To better explore coal macromolecular
models from the extraction
aspects, the behaviors of free radicals during the solvent extraction
of superfine pulverized coal were studied. The electron paramagnetic
resonance (EPR) method was employed to characterize the extracts and
extraction residues (ERs) from the pyridine (PY) and tetrahydrofuran
(THF) extraction processes. The EPR parameters of different paramagnetic
centers were analyzed through the peak deconvolution, and the detailed
extraction mechanisms were discussed. The result suggests that the
particle size and polarity of the reagent have the combined influences
on the free-radical characteristics during the extraction process.

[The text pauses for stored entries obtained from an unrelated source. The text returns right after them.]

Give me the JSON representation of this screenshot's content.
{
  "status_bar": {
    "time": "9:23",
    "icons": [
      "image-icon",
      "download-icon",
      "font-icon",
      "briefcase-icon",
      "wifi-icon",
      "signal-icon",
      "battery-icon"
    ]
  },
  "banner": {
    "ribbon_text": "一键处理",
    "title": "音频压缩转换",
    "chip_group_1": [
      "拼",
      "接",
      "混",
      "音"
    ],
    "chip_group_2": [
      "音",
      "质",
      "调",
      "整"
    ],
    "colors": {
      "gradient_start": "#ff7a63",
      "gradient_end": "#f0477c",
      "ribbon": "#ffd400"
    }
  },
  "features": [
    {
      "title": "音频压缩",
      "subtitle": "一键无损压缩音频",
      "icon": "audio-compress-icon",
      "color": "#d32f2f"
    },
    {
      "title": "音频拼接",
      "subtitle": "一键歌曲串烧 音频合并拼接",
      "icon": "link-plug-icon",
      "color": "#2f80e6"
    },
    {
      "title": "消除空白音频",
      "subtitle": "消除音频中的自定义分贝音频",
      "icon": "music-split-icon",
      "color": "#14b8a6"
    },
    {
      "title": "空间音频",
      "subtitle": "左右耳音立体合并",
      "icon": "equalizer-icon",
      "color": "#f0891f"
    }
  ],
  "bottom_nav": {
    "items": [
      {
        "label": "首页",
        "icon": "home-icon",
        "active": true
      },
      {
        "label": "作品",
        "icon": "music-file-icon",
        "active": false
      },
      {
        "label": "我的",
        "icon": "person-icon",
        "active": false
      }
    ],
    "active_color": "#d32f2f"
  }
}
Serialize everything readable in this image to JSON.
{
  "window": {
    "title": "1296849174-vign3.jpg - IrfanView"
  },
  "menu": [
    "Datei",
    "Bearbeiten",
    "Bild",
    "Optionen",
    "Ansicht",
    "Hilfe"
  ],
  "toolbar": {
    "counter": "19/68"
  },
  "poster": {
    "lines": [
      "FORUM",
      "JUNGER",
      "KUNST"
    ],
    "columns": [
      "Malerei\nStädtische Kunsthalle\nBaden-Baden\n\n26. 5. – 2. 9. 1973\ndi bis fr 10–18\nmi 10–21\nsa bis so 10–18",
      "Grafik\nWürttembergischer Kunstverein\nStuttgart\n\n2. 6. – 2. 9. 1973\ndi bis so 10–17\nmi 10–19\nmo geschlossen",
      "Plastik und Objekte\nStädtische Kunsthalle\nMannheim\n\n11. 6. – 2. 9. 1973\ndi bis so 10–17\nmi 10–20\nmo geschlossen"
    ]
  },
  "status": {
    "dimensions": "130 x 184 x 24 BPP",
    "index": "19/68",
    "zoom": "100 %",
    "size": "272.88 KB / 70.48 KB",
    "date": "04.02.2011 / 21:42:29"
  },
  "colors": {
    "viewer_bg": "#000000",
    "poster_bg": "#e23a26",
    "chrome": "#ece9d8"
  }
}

Compared to the raw coals (rcs), the free-radical concentrations of
the ER show a similar level, while these are 1 order of magnitude
lower for the extracts (about 6 to 9% of rcs). In addition, PY with
higher polarity is prone to attack the non-covalent interactions like
hydrogen bonds, which can extract more abundant molecule components
connected by charge-transfer forces, resulting in 35.42% higher spin
concentrations compared to the THF extracts. On the other hand, THF
with an affinity with oxygen-containing groups can loosen the coal
structure, which extracts more stable oxygenated compounds. In addition,
THF can effectively target the π–π interactions,
and the paramagnetic centers on these aromatic clusters can be better
preserved due to the steric hindrance effect. The study sheds light
on better elucidation of coal macromolecular structures, which provides
support on better understanding coal pyrolysis and liquefaction behaviors.